Doug,
You have given me a lot to think about... Comments below...
> > > >
> > > > While it is a different type of technology, standard verbs[*]
> > > > remains 100%
> > > compatible. Unlike other verbs technologies user space software
> > > does not need any knowledge that the underlying device is not IB.
> > > For example, PR (and SA) queries, CM, rdmacm, and verbs calls themselves
> are all 100% IB compatible.
> > >
> > > Even if OPA is 100% standard verbs compatible which it does not
> > > appear to be, that does not make OPA an extra capability of an IBA device.
> >
> > I don't want to make it an extra capability of an IBA device. I want to
> > make it
> an extra capability of a "verbs" device.
>
> And this, friends, is why it's bad to make both a link layer and an user
> space API
> with the exact same name ;-). Anyway, I get your point Ira and it makes sense
> to me. However, I also get Hal's point. Our track record on this particular
> issue is a bit wonky though.
Thanks for laying this out. I too understand Hals point.
>
> First we had InfiniBand.
>
> Then came iWARP, and we used the transport type to differentiate it from an
> actual InfiniBand device, but left the underlying link layer listed as
> InfiniBand.
> Then came RoCE, and we listed its transport type as InfiniBand, but changed
> the link layer to Ethernet.
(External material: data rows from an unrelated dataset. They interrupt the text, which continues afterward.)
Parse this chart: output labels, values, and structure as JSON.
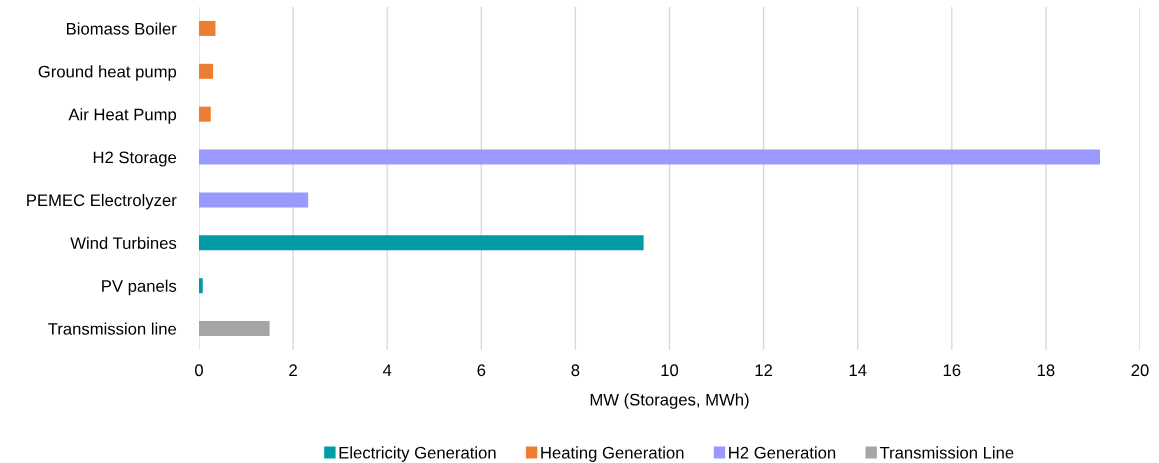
{
  "chart_data": {
    "type": "bar",
    "orientation": "horizontal",
    "xlabel": "MW (Storages, MWh)",
    "categories": [
      "Biomass Boiler",
      "Ground heat pump",
      "Air Heat Pump",
      "H2 Storage",
      "PEMEC Electrolyzer",
      "Wind Turbines",
      "PV panels",
      "Transmission line"
    ],
    "series": [
      {
        "name": "Electricity Generation",
        "color": "#009ca6",
        "values": [
          null,
          null,
          null,
          null,
          null,
          9.45,
          0.08,
          null
        ]
      },
      {
        "name": "Heating Generation",
        "color": "#ed7d31",
        "values": [
          0.35,
          0.3,
          0.25,
          null,
          null,
          null,
          null,
          null
        ]
      },
      {
        "name": "H2 Generation",
        "color": "#9999ff",
        "values": [
          null,
          null,
          null,
          19.15,
          2.32,
          null,
          null,
          null
        ]
      },
      {
        "name": "Transmission Line",
        "color": "#a5a5a5",
        "values": [
          null,
          null,
          null,
          null,
          null,
          null,
          null,
          1.5
        ]
      }
    ],
    "xlim": [
      0,
      20
    ],
    "xticks": [
      0,
      2,
      4,
      6,
      8,
      10,
      12,
      14,
      16,
      18,
      20
    ],
    "grid": "x",
    "legend": "bottom"
  }
}
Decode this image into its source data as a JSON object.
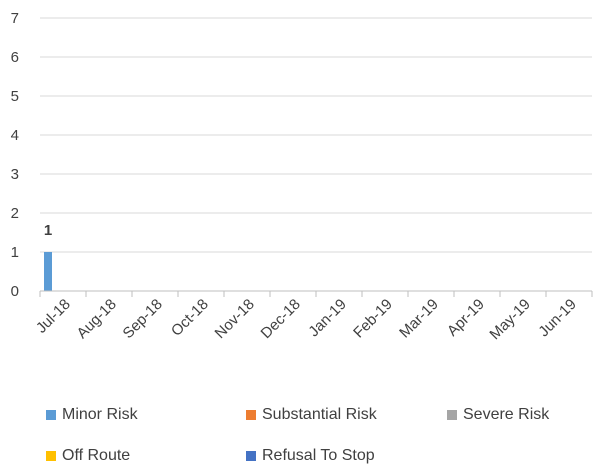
{
  "chart_data": {
    "type": "bar",
    "title": "",
    "xlabel": "",
    "ylabel": "",
    "ylim": [
      0,
      7
    ],
    "yticks": [
      0,
      1,
      2,
      3,
      4,
      5,
      6,
      7
    ],
    "grid": true,
    "legend_position": "bottom",
    "categories": [
      "Jul-18",
      "Aug-18",
      "Sep-18",
      "Oct-18",
      "Nov-18",
      "Dec-18",
      "Jan-19",
      "Feb-19",
      "Mar-19",
      "Apr-19",
      "May-19",
      "Jun-19"
    ],
    "series": [
      {
        "name": "Minor Risk",
        "color": "#5B9BD5",
        "values": [
          1,
          0,
          0,
          0,
          0,
          0,
          0,
          0,
          0,
          0,
          0,
          0
        ]
      },
      {
        "name": "Substantial Risk",
        "color": "#ED7D31",
        "values": [
          0,
          0,
          0,
          0,
          0,
          0,
          0,
          0,
          0,
          0,
          0,
          0
        ]
      },
      {
        "name": "Severe Risk",
        "color": "#A5A5A5",
        "values": [
          0,
          0,
          0,
          0,
          0,
          0,
          0,
          0,
          0,
          0,
          0,
          0
        ]
      },
      {
        "name": "Off Route",
        "color": "#FFC000",
        "values": [
          0,
          0,
          0,
          0,
          0,
          0,
          0,
          0,
          0,
          0,
          0,
          0
        ]
      },
      {
        "name": "Refusal To Stop",
        "color": "#4472C4",
        "values": [
          0,
          0,
          0,
          0,
          0,
          0,
          0,
          0,
          0,
          0,
          0,
          0
        ]
      }
    ],
    "data_labels": [
      {
        "series": "Minor Risk",
        "category": "Jul-18",
        "text": "1"
      }
    ]
  }
}
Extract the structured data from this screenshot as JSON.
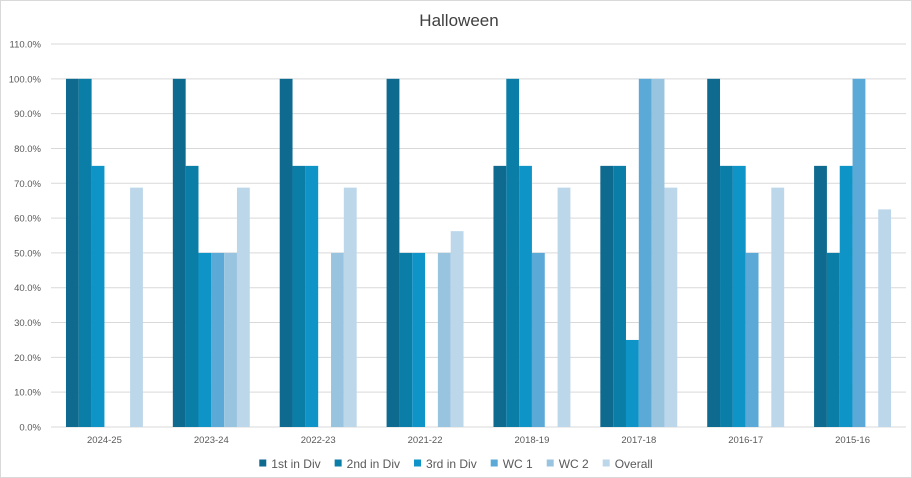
{
  "chart_data": {
    "type": "bar",
    "title": "Halloween",
    "xlabel": "",
    "ylabel": "",
    "categories": [
      "2024-25",
      "2023-24",
      "2022-23",
      "2021-22",
      "2018-19",
      "2017-18",
      "2016-17",
      "2015-16"
    ],
    "series": [
      {
        "name": "1st in Div",
        "color": "#0e6a8e",
        "values": [
          100,
          100,
          100,
          100,
          75,
          75,
          100,
          75
        ]
      },
      {
        "name": "2nd in Div",
        "color": "#0b7ea8",
        "values": [
          100,
          75,
          75,
          50,
          100,
          75,
          75,
          50
        ]
      },
      {
        "name": "3rd in Div",
        "color": "#0f94c8",
        "values": [
          75,
          50,
          75,
          50,
          75,
          25,
          75,
          75
        ]
      },
      {
        "name": "WC 1",
        "color": "#5aa9d6",
        "values": [
          0,
          50,
          0,
          0,
          50,
          100,
          50,
          100
        ]
      },
      {
        "name": "WC 2",
        "color": "#99c4e0",
        "values": [
          0,
          50,
          50,
          50,
          0,
          100,
          0,
          0
        ]
      },
      {
        "name": "Overall",
        "color": "#bcd7ea",
        "values": [
          68.75,
          68.75,
          68.75,
          56.25,
          68.75,
          68.75,
          68.75,
          62.5
        ]
      }
    ],
    "y_ticks": [
      "0.0%",
      "10.0%",
      "20.0%",
      "30.0%",
      "40.0%",
      "50.0%",
      "60.0%",
      "70.0%",
      "80.0%",
      "90.0%",
      "100.0%",
      "110.0%"
    ],
    "ylim": [
      0,
      110
    ],
    "grid": true,
    "legend_position": "bottom",
    "gridline_color": "#d9d9d9"
  }
}
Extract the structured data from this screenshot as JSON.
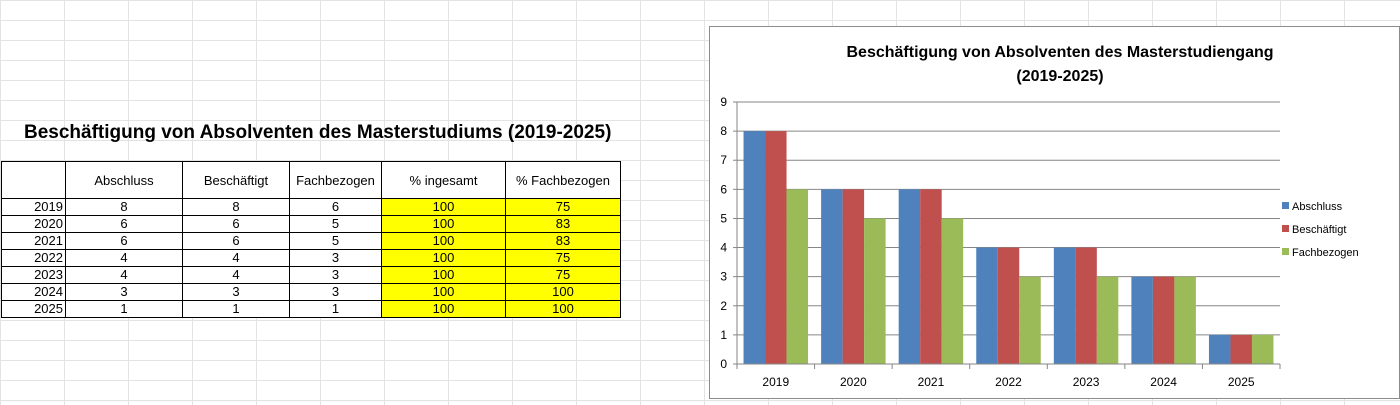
{
  "sheet_title": "Beschäftigung von Absolventen des Masterstudiums (2019-2025)",
  "table": {
    "headers": [
      "",
      "Abschluss",
      "Beschäftigt",
      "Fachbezogen",
      "% ingesamt",
      "% Fachbezogen"
    ],
    "rows": [
      [
        "2019",
        "8",
        "8",
        "6",
        "100",
        "75"
      ],
      [
        "2020",
        "6",
        "6",
        "5",
        "100",
        "83"
      ],
      [
        "2021",
        "6",
        "6",
        "5",
        "100",
        "83"
      ],
      [
        "2022",
        "4",
        "4",
        "3",
        "100",
        "75"
      ],
      [
        "2023",
        "4",
        "4",
        "3",
        "100",
        "75"
      ],
      [
        "2024",
        "3",
        "3",
        "3",
        "100",
        "100"
      ],
      [
        "2025",
        "1",
        "1",
        "1",
        "100",
        "100"
      ]
    ],
    "highlight_color": "#ffff00"
  },
  "chart_data": {
    "type": "bar",
    "title_lines": [
      "Beschäftigung von Absolventen des Masterstudiengang",
      "(2019-2025)"
    ],
    "categories": [
      "2019",
      "2020",
      "2021",
      "2022",
      "2023",
      "2024",
      "2025"
    ],
    "series": [
      {
        "name": "Abschluss",
        "values": [
          8,
          6,
          6,
          4,
          4,
          3,
          1
        ],
        "color": "#4f81bd"
      },
      {
        "name": "Beschäftigt",
        "values": [
          8,
          6,
          6,
          4,
          4,
          3,
          1
        ],
        "color": "#c0504d"
      },
      {
        "name": "Fachbezogen",
        "values": [
          6,
          5,
          5,
          3,
          3,
          3,
          1
        ],
        "color": "#9bbb59"
      }
    ],
    "ylim": [
      0,
      9
    ],
    "yticks": [
      "0",
      "1",
      "2",
      "3",
      "4",
      "5",
      "6",
      "7",
      "8",
      "9"
    ],
    "grid": true,
    "legend_position": "right"
  }
}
Which left us in the oxymoronic position that
> even
> though iWARP was over Ethernet, the tools said it was over InfiniBand, while
> RoCE was the only thing that listed Ethernet as the link layer. We later
> fixed
> that up with some hacks in tools to keep users from being confused and filing
> bugs.
>
> Maybe this represents an opportunity to straighten some of this mess out. If
> I
> remember correctly, this is the matrix of technologies today:
>
> Technology LinkLayer Transport
>
> InfiniBand InfiniBand InfiniBand Verbs
> iWARP InfiniBand iWARP Verbs (subset of IBV, with
> specific connection establishment
> requirements that don't exist with IBV)
> RoCE Ethernet InfiniBand Verbs (but with different
> addressing because of the different
> link layer)
> OPA ? InfiniBand Verbs
I think this is _relatively_ accurate. The one exception is with the various
IB verbs extensions which have been introduced. While most are being pushed
into the spec not all of them are in the spec prior to being in the kernel. It
makes keeping up with what "IB Verbs" really is difficult.
Mind you I'm not opposing having IB Verbs be flexible. But I think we can
accurately have multiple underlying technologies which support IB Verbs with
various extensions.
>
> It makes me wonder if we shouldn't make this matrix more accurate:
>
> Technology LinkLayer Transport
>
> InfiniBand InfiniBand InfiniBand Verbs
> iWARP Ethernet iWARP Verbs
> RoCE Ethernet RoCE-v1 or RoCE-v2
> OPA ? OPA Verbs
>
> With this sort of setup, the core ib_mad/ib_umad code would simply check the
> verbs type to see what support it can enable. For IBV it would be the
> existing
> support, for OPAV it would be the additional jumbo support.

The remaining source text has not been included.